Hi,

After tons of excellent feedback received for our first proposal about 
the date/time types in NumPy Ivan and me have had another brainstorming 
session and ended with a new proposal for your consideration.

While this one does not reap all and every of the suggestions you have 
made, we think that it does represent a fair balance between 
capabilities and simplicity and that it can be a solid and efficient 
basis for build-up more date/time niceties on top of it (read a 
full-fledged ``DateTime`` array class).

Although the proposal is not complete, the essentials are there.
So, please read on.  We will be glad to hear your opinions.

Thanks!

-- 
Francesc Alted

====================================================================
 A (second) proposal for implementing some date/time types in NumPy
====================================================================

:Author: Francesc Alted i Abad
:Contact: [EMAIL PROTECTED]
:Author: Ivan Vilata i Balaguer
:Contact: [EMAIL PROTECTED]
:Date: 2008-07-16


Executive summary
=================

A date/time mark is something very handy to have in many fields where
one has to deal with data sets.  While Python has several modules that
define a date/time type (like the integrated ``datetime`` [1]_ or
``mx.DateTime`` [2]_), NumPy has a lack of them.

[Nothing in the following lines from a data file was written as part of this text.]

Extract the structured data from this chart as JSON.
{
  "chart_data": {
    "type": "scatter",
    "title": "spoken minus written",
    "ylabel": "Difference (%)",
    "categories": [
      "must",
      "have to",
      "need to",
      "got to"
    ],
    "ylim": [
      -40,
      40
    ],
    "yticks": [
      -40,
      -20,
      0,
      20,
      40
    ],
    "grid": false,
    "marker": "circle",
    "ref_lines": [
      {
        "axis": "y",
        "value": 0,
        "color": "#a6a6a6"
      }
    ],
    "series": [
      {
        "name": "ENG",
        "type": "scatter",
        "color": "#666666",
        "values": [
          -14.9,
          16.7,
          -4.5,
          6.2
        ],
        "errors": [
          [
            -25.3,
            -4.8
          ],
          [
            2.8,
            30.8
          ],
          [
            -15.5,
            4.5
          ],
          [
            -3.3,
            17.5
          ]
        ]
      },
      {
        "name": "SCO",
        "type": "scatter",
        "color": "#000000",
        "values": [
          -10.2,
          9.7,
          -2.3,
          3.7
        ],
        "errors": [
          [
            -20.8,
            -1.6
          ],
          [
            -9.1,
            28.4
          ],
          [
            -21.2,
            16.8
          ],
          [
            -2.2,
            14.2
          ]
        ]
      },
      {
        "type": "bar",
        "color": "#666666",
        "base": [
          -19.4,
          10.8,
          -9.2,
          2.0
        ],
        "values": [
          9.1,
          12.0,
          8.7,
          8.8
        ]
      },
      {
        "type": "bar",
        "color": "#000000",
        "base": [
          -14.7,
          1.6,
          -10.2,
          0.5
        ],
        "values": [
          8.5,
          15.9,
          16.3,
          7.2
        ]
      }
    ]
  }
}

In this document, we are proposing the addition of a series of date/time
types to fill this gap.  The requirements for the proposed types are
two-folded: 1) they have to be fast to operate with and 2) they have to
be as compatible as possible with the existing ``datetime`` module that
comes with Python.


Types proposed
==============

To start with, it is virtually impossible to come up with a single
date/time type that fills the needs of every case of use.  So, after
pondering about different possibilities, we have stick with *two*
different types, namely ``datetime64`` and ``timedelta64`` (these names
are preliminary and can be changed), that can have different resolutions
so as to cover different needs.

**Important note:** the resolution is conceived here as a metadata that
  *complements* a date/time dtype, *without changing the base type*.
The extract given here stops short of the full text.